Glad to see the San Francisco made it on the list but there are far worse examples than that here
The "share the road" sign is there because the bike lane is closed up ahead for construction. It's a message to cars that bikes will be in the driving lane soon, and blocks the lane to let bikes know they' ll have to enter the driving lane. You can even see signs of the bike lane closure in the image. It is a clumsy implementation of it, but that's par for the course. Better than how it used to be, where there would just be a closed bike lane suddenly with no affordances, or a "bike lane closed" sign accidentally implying that bikes are not allowed on the road.
They recently extended a bike lane near Havant that was half a yard long.
3:11 looks like it used to be a biking island before they pushed the road(s) further apart for the park.
Hahaha that Hong Kong bike path 😂 the ones at Tai Mei Tuk are quite the adventure
The Venice Munich cycle path was damaged by the Vaia storm on October 29, 2018. This storm brought down several million trees in Veneto, Friuli and Trentino with gusts of wind up to 200 km / h.
2:45 that's a bike road access point, not the (left-right going) bike road itself. (the gutter is only there so that you don't have to lift your bike while climbing the stairs)
Epic bike lane in Hong Kong 😂😂😂
Well done guys, love the humour, how about drooling over the 10 Best Cycleways...
6:06 at least its longer then it is wide
I have been living 100 meters away from the Tama river for more than 10 years, and have gone up and down the whole length of the Tama cycling road dozens of times. I know every bit of it, on both sides of the river, and can assure you that the cycling road DOES NOT pass there. Many low bridges (especially for trains) are along the path, but the cycling road dips down at the foot of the embankment to go under them, there is no need to stay on top of the embankment (where the pic was taken). This is a completely misleading picture, and whoever sent it to you is being dishonest.

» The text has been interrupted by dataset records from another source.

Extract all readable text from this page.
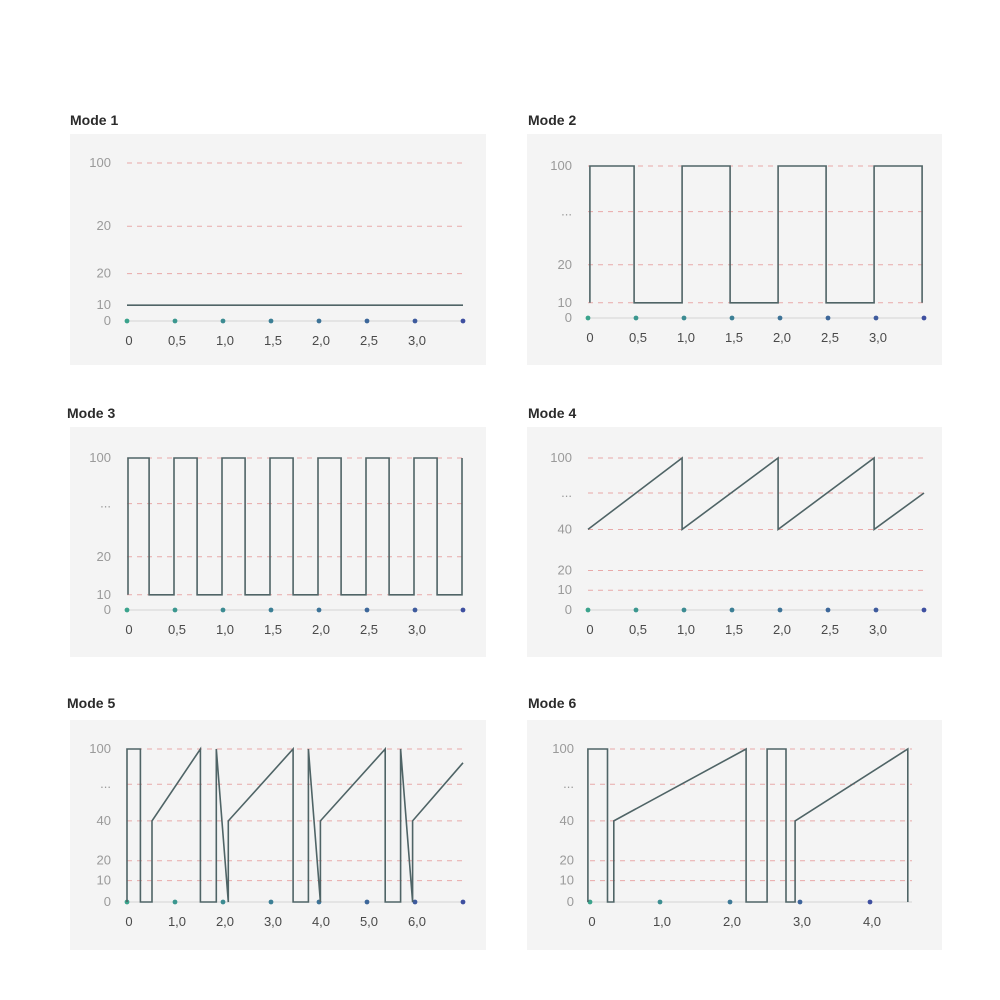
Mode 1
100
20
20
10
0
0	0,5 1,0 1,5 2,0 2,5 3,0
Mode 2
100
...
20
10
0
0	0,5 1,0 1,5 2,0 2,5 3,0
Mode 3
100
...
20
10
0
0	0,5 1,0 1,5 2,0 2,5 3,0
Mode 4
100
...
40
20
10
0
0	0,5 1,0 1,5 2,0 2,5 3,0
Mode 5
100
...
40
20
10
0
0	1,0 2,0 3,0 4,0 5,0 6,0
Mode 6
100
...
40
20
10
0
0	1,0	2,0	3,0	4,0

7:03 That's a really old looking house, most likely the owners didn't want to agree to a deal to move and make way for road construction so they just built the road right up into the house, leaving not enough room for the bike lane.
So when are we going to see a Si vs Hank breakdance comp? For science, clearly.
6:36, most of those are only meant to make it easier to end your bike trip. (and half of them lead to the back walks, making it easier to reach your back yard on bike)
San Diego has a sign posted "Bicycles may use traffic lane". Posted limit is 45 mph but actual speeds are more like 55-60 mph since they don't write speed tickets. What are they thinking?
0:51, Peter sagan:
Hold my electrolytes
Please, race the worst bike paths. Make it official. I want to see a peloton!
Don't worry.Nothing's worse than in Singapore,where the 'bike paths' are more like pedestrian paths(you'll see more pedestrians there than on their own path),and some of the bike paths deserve to be called mtb trails(its like riding over mound after mound of dirt).
I would have simply moved that "share the road sign" into the middle of the road.